New National Maternity Report Echoes Lessons Identified in the Ockenden Review.

The publication of the Independent National Maternity and Neonatal Investigation's Final Report should serve as a stark reminder that the failings exposed in maternity services at The Shrewsbury and Telford Hospital NHS Trust were not unique.

Having represented families whose experiences formed part of the evidence that led to Donna Ockenden's independent review of maternity services at The Shrewsbury and Telford Hospital NHS Trust, the findings of today's report are both deeply concerning and yet, entirely unsurprising.

For those of us who have spent years representing women and families whose lives have been devastated by poor maternity and neonatal care, today's report sadly comes as no surprise.

When Donna Ockenden published her report into the failings at The Shrewsbury and Telford Hospital NHS Trust in 2022, she exposed serious and systemic problems that had developed over many years. Her recommendations were intended not only to improve one Trust but to transform maternity care across the NHS.

Sadly, Baroness Amos’ national report demonstrates that many of the same themes continue to emerge across England. This is a horrendous national crisis.

The Independent National Maternity and Neonatal Investigation identifies recurring concerns around failures to listen to women, poor communication, inadequate staffing, weak leadership and governance, inequalities in maternity care, and a lack of learning when things go wrong.

These findings closely mirror the issues identified by Donna Ockenden, not only at Shrewsbury and Telford but also at Nottingham University Hospitals NHS Trust.

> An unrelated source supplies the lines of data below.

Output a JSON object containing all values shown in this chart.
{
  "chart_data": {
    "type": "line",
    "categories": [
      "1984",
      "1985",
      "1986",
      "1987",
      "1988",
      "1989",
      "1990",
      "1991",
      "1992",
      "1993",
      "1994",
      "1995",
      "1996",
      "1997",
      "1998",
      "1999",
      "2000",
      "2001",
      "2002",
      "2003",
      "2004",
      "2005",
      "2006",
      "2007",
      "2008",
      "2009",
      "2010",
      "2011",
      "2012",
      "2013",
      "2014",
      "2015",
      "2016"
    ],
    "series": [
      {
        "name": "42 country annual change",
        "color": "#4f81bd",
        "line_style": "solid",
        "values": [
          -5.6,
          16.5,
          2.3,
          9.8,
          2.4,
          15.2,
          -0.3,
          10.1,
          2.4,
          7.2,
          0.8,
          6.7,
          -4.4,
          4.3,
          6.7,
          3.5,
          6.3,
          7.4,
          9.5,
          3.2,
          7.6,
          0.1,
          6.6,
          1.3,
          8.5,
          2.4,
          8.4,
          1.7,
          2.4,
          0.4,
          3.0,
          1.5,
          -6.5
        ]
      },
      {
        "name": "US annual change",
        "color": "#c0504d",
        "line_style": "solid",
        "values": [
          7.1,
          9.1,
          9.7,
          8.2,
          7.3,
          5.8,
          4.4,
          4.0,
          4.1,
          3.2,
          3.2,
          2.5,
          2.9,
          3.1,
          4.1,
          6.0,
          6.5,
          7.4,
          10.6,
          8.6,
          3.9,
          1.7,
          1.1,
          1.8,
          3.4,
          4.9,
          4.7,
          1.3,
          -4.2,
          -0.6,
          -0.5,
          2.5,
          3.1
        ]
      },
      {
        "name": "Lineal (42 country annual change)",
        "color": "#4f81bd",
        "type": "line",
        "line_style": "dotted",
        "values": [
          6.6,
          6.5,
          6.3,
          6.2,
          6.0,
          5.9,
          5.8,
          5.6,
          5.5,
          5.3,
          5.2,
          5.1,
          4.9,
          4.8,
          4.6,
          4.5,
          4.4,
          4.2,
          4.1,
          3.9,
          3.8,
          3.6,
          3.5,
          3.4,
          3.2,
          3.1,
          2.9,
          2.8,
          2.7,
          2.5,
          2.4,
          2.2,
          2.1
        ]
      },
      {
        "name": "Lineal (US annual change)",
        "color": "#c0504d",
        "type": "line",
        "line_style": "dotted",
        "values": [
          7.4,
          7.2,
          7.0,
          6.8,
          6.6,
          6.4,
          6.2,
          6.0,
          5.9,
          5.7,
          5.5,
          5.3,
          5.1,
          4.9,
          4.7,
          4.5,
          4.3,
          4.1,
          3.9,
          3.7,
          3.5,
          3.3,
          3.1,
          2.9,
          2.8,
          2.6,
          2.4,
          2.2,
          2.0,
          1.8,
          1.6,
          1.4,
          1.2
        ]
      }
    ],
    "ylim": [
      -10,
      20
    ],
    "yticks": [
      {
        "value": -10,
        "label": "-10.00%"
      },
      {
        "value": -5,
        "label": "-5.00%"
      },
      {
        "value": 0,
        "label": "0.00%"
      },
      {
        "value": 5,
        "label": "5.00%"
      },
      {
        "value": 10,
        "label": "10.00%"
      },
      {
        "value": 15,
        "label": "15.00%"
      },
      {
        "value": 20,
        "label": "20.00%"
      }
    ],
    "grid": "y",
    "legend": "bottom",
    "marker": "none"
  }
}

As I read this report, I was struck by how familiar many of its conclusions are. We are once again hearing about women not being listened to, concerns being dismissed, failures to identify deteriorating situations, a lack of escalation, workforce pressures, poor organisational culture and failures to learn from previous mistakes.

These are recurring themes. They are the same themes that bereaved families and injured mothers described at Shrewsbury and Telford and Nottingham.

Amos is categoric in her conclusion that there is absolutely no justification for the tragic cases of unsafe care and avoidable harm we continue to see. She is clear that urgent reform is needed.

Having read reports into maternity care spanning over a decade, I strongly believe that an unwavering and relentless commitment to change is now required. 

Reports do not save lives, implementation does.

We have now had a number of major maternity reviews, each identifying remarkably similar failings and making many of the same recommendations. Families are entitled to ask why change has not already been actioned and why incidents of avoidable harm continue to traumatise our country.

Whilst I welcome the publication of the report, the focus must now be on accountability and delivery.

No family should have to experience avoidable harm because lessons identified years earlier were not acted upon. Every recommendation in this report should now be treated as an urgent opportunity to prevent future tragedies rather than simply another piece of paper to acknowledge such.

The women and families I represent consistently say that they never want anyone else to go through what they have endured. The greatest tribute we can pay to them is to ensure that the lessons from Shrewsbury and Telford, Nottingham and now this national investigation, finally result in lasting change.